Escritor e poeta anapolino Yuri Rodrigues Braz participa de nosso blog. Veja seu comentário enviado ao blog: 

“Saudações, sou Yuri Rodrigues Braz, escritor e poeta anapolino. Jovem guardião na nossa arte, guerreiro – como todos que lutam pela cultura – e sonhador. Arranco cada verso do coração e assim os coloco no papel, cheio de sangue, de alegrias e de tristezas. Sou simpatizante do estilo clássico e busco sempre cuidar de cada poema como sendo uma rosa do grande jardim da alma.

Já tenhos textos meus (entre poemas e contos) publicados em 13 livros, em sua maior parte de Antologias. Recentemente fui convidado pela editora Multifoco, do Rio de Janeiro, para publicar meu próprio livro que deverá sair em breve. Deixo meu trabalho a disposição caso queiram publicá-lo, bastando que me avisem para que eu acompanhe.
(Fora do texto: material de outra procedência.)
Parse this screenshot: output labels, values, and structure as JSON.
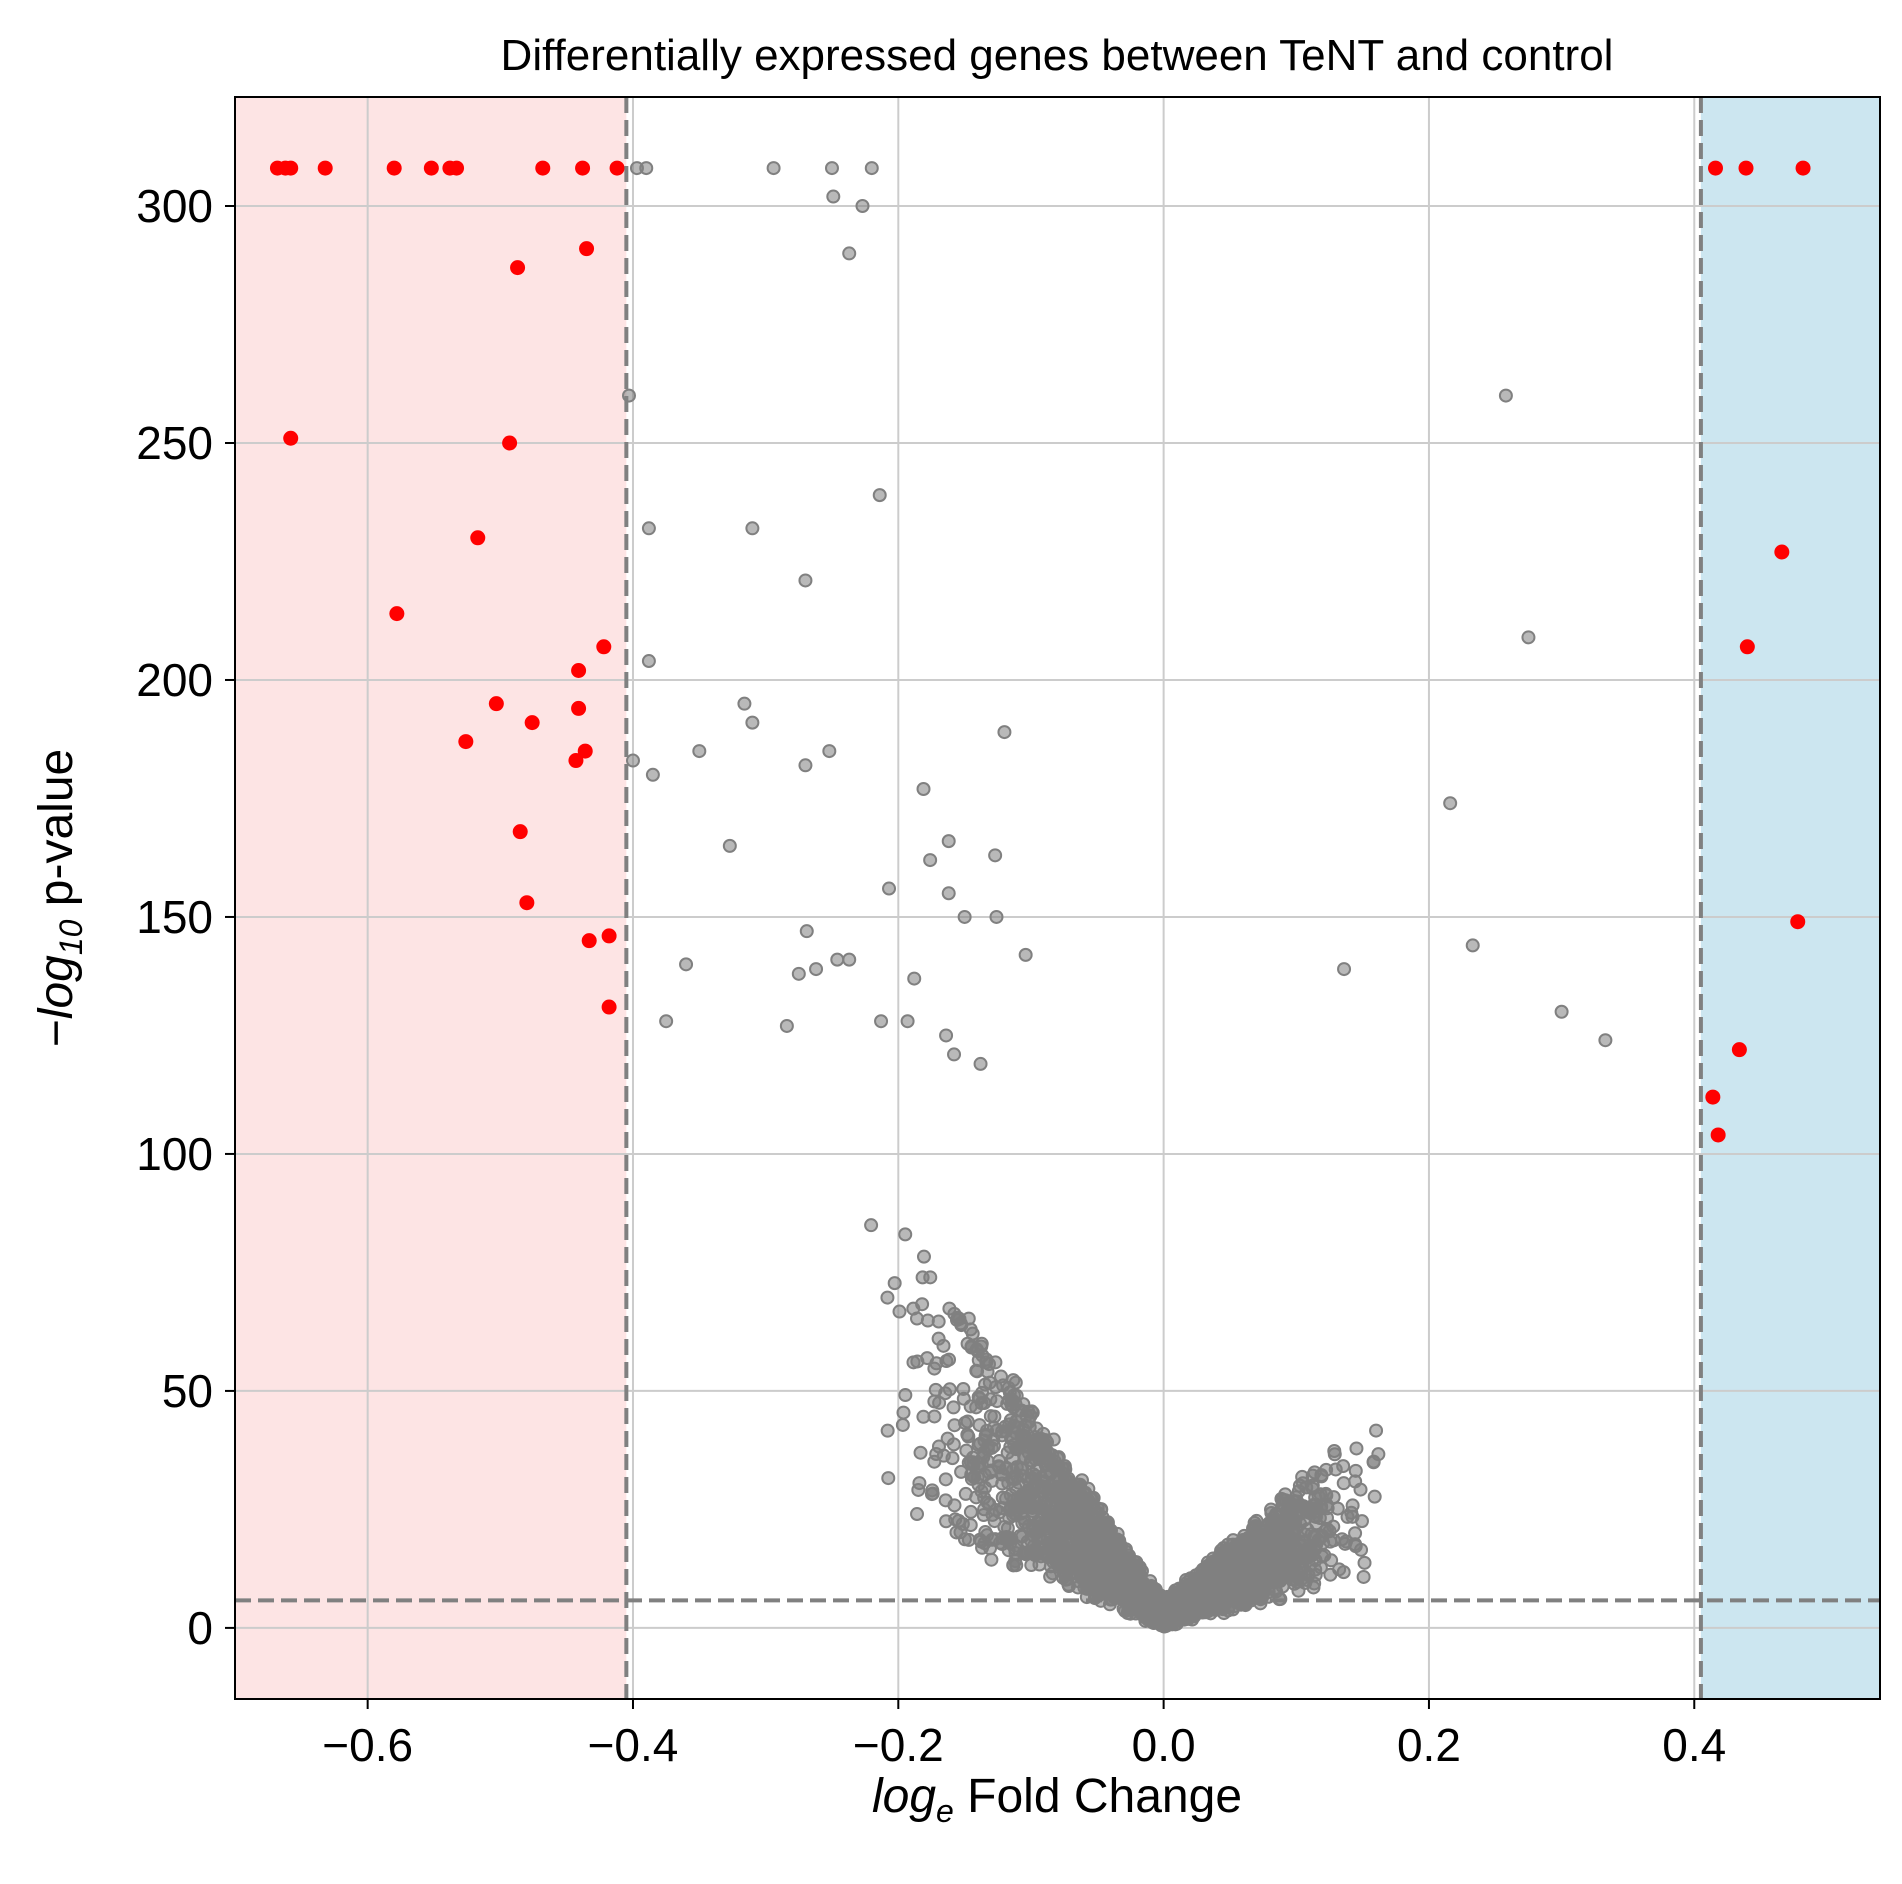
{
  "chart_data": {
    "type": "scatter",
    "title": "Differentially expressed genes between TeNT and control",
    "xlabel": {
      "italic_base": "log",
      "subscript": "e",
      "rest": " Fold Change"
    },
    "ylabel": {
      "prefix": "−",
      "italic_base": "log",
      "subscript": "10",
      "rest": " p-value"
    },
    "xlim": [
      -0.7,
      0.54
    ],
    "ylim": [
      -15,
      323
    ],
    "x_ticks": [
      -0.6,
      -0.4,
      -0.2,
      0.0,
      0.2,
      0.4
    ],
    "x_tick_labels": [
      "−0.6",
      "−0.4",
      "−0.2",
      "0.0",
      "0.2",
      "0.4"
    ],
    "y_ticks": [
      0,
      50,
      100,
      150,
      200,
      250,
      300
    ],
    "y_tick_labels": [
      "0",
      "50",
      "100",
      "150",
      "200",
      "250",
      "300"
    ],
    "grid": true,
    "thresholds": {
      "log_fc": [
        -0.405,
        0.405
      ],
      "neg_log10_p": 5.8
    },
    "region_colors": {
      "down": "#fde4e4",
      "up": "#cce6f0"
    },
    "colors": {
      "significant": "#ff0000",
      "not_significant": "#808080",
      "threshold_line": "#808080",
      "grid": "#cccccc"
    },
    "series": [
      {
        "key": "significant",
        "points": [
          [
            -0.668,
            308
          ],
          [
            -0.662,
            308
          ],
          [
            -0.658,
            308
          ],
          [
            -0.632,
            308
          ],
          [
            -0.58,
            308
          ],
          [
            -0.552,
            308
          ],
          [
            -0.538,
            308
          ],
          [
            -0.533,
            308
          ],
          [
            -0.468,
            308
          ],
          [
            -0.438,
            308
          ],
          [
            -0.412,
            308
          ],
          [
            0.416,
            308
          ],
          [
            0.439,
            308
          ],
          [
            0.482,
            308
          ],
          [
            -0.435,
            291
          ],
          [
            -0.487,
            287
          ],
          [
            -0.658,
            251
          ],
          [
            -0.493,
            250
          ],
          [
            -0.517,
            230
          ],
          [
            -0.578,
            214
          ],
          [
            -0.422,
            207
          ],
          [
            -0.441,
            202
          ],
          [
            -0.503,
            195
          ],
          [
            -0.441,
            194
          ],
          [
            -0.476,
            191
          ],
          [
            -0.526,
            187
          ],
          [
            -0.436,
            185
          ],
          [
            -0.443,
            183
          ],
          [
            -0.485,
            168
          ],
          [
            -0.48,
            153
          ],
          [
            -0.418,
            146
          ],
          [
            -0.433,
            145
          ],
          [
            -0.418,
            131
          ],
          [
            0.466,
            227
          ],
          [
            0.44,
            207
          ],
          [
            0.478,
            149
          ],
          [
            0.434,
            122
          ],
          [
            0.414,
            112
          ],
          [
            0.418,
            104
          ]
        ]
      },
      {
        "key": "not_significant",
        "points": [
          [
            -0.397,
            308
          ],
          [
            -0.39,
            308
          ],
          [
            -0.294,
            308
          ],
          [
            -0.25,
            308
          ],
          [
            -0.22,
            308
          ],
          [
            -0.249,
            302
          ],
          [
            -0.227,
            300
          ],
          [
            -0.237,
            290
          ],
          [
            -0.403,
            260
          ],
          [
            0.258,
            260
          ],
          [
            -0.214,
            239
          ],
          [
            -0.388,
            232
          ],
          [
            -0.31,
            232
          ],
          [
            -0.27,
            221
          ],
          [
            0.275,
            209
          ],
          [
            -0.388,
            204
          ],
          [
            -0.316,
            195
          ],
          [
            -0.31,
            191
          ],
          [
            -0.12,
            189
          ],
          [
            -0.4,
            183
          ],
          [
            -0.35,
            185
          ],
          [
            -0.252,
            185
          ],
          [
            -0.27,
            182
          ],
          [
            -0.385,
            180
          ],
          [
            -0.181,
            177
          ],
          [
            0.216,
            174
          ],
          [
            -0.162,
            166
          ],
          [
            -0.327,
            165
          ],
          [
            -0.176,
            162
          ],
          [
            -0.127,
            163
          ],
          [
            -0.207,
            156
          ],
          [
            -0.162,
            155
          ],
          [
            -0.269,
            147
          ],
          [
            -0.15,
            150
          ],
          [
            -0.126,
            150
          ],
          [
            -0.246,
            141
          ],
          [
            -0.237,
            141
          ],
          [
            -0.262,
            139
          ],
          [
            -0.36,
            140
          ],
          [
            -0.104,
            142
          ],
          [
            -0.188,
            137
          ],
          [
            0.136,
            139
          ],
          [
            0.233,
            144
          ],
          [
            -0.275,
            138
          ],
          [
            -0.375,
            128
          ],
          [
            -0.284,
            127
          ],
          [
            -0.193,
            128
          ],
          [
            -0.213,
            128
          ],
          [
            -0.158,
            121
          ],
          [
            -0.138,
            119
          ],
          [
            0.3,
            130
          ],
          [
            -0.164,
            125
          ],
          [
            0.333,
            124
          ]
        ],
        "scatter_cloud": {
          "count": 3000,
          "x_range": [
            -0.37,
            0.37
          ],
          "vertex_y": 0
        }
      }
    ]
  }
}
Também faço parte da União Literária Anapolina e estou escrevendo um romance que devo concluir em breve.

Gostaria de parabenizar a iniciativa e dizer que a muito Anápolis precisa de valorização nestes campos, principalmente de cultura e esporte. Valorização esta que tenho visto com a administração do senhor Antônio Gomide. Tenho acompanhado o blog e a agenda. Meus parabéns.
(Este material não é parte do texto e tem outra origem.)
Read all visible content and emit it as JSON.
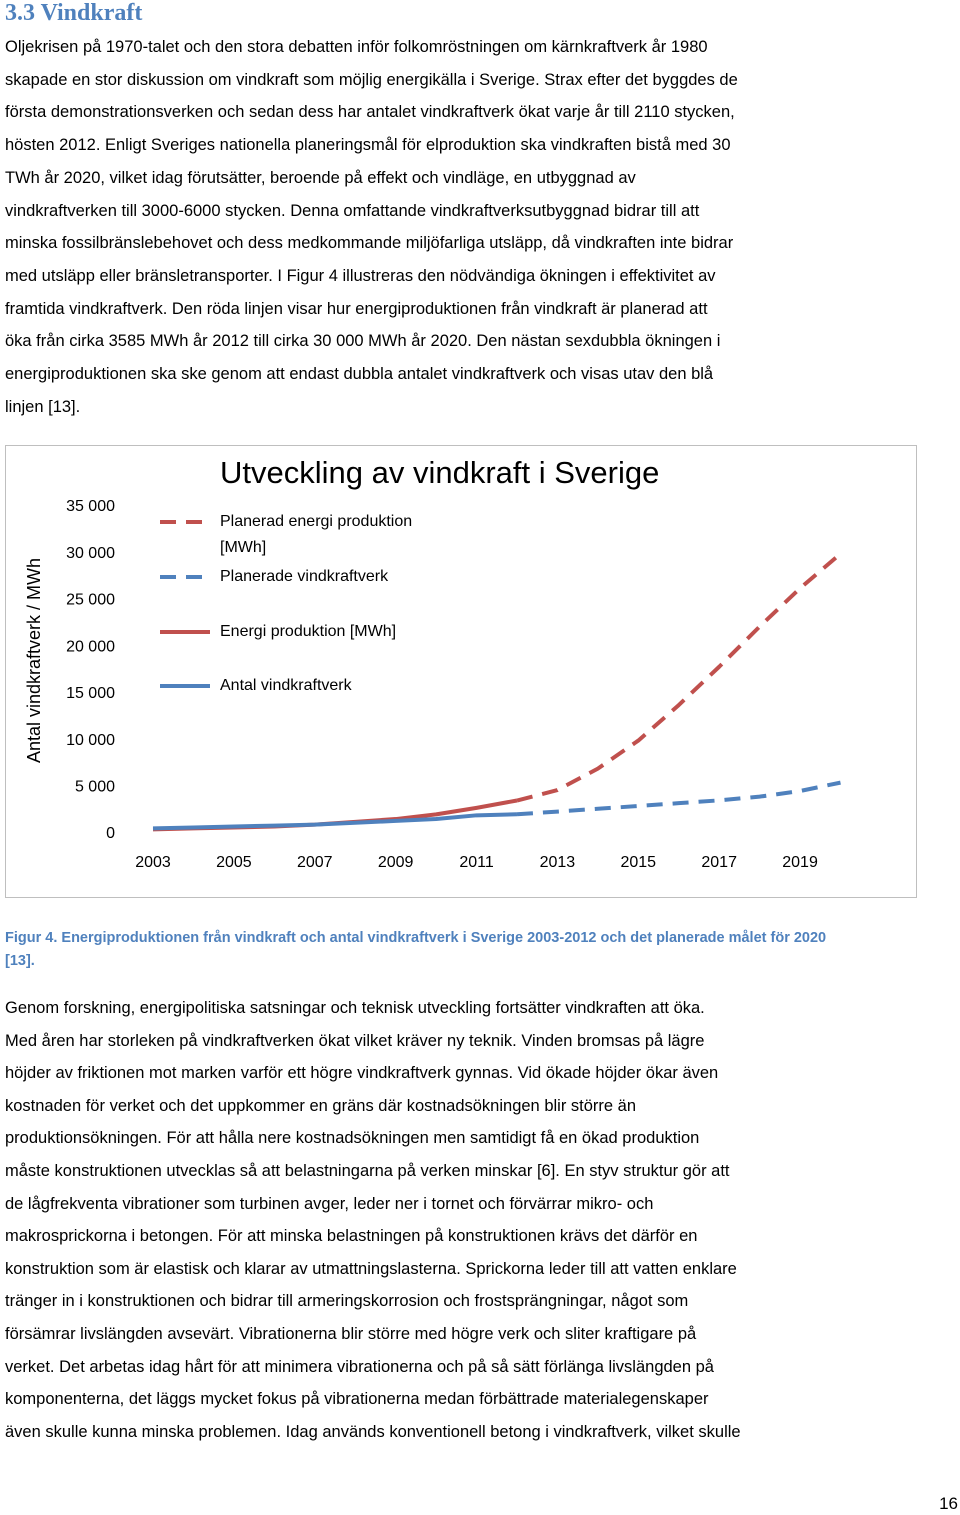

Aproveito o momento para sugerir eventos na área da literatura. Prêmios culturais, mostra de poesia e atividades do gênero. Deixo-me ainda a disposição para qualquer ajuda que eu possa dar a respeito do assunto.

Abraços,
Yuri Rodrigues Braz.
http://yurirbraz.blogspot.com/

 

Alguns de seus poemas:

 

O hino da nação 

Cortando o ar em tom ovante

Soou triste o hino da nação

Na tarde dos ventos uivantes

Brilhando de poesia e admiração

E trazendo o riso ao semblante,

Esperanças ao cinza do coração

Que teme sempre futuro errante

Dor qualquer de farta desilusão.

Um ritual sublime no Alvorada

Fez cintilar a chama ainda pura

De sonhos que resistem a algorada

De um país de pouca candura

Que coloca medo na mente agoniada

Com corrupção e pouca compostura.

Com a bandeira dobrada a caminhar

Os Dragões foram um último delírio

De salvação para continuar a amar

A Pátria que ainda é como um lírio;

Exala o cheiro patriota e olente

Mas que fenece sem o sol anuente

Do respeito a toda a sua gente.

 

O meu cerrado

Teus troncos tortuosos são a imagem

Da árida luta travada, oh vegetação!

Nos tons beges da tua linda paisagem

Tens frutos, tens rosas, tens perfeição.

Se teus ventos sopram seca estiagem

Tuas nascentes matam a sede do chão

Tua fauna assovia o canto selvagem

De pássaros que voam no seio da nação.

Deixa tua flora vestir-me, cerrado

Com teu manto de folhas ressequidas

Na noite do belo céu azul estrelado.

Quero apreciar tua beleza esquecida

Na casca grossa do tronco entortado

Que se retorce pela batalha da vida.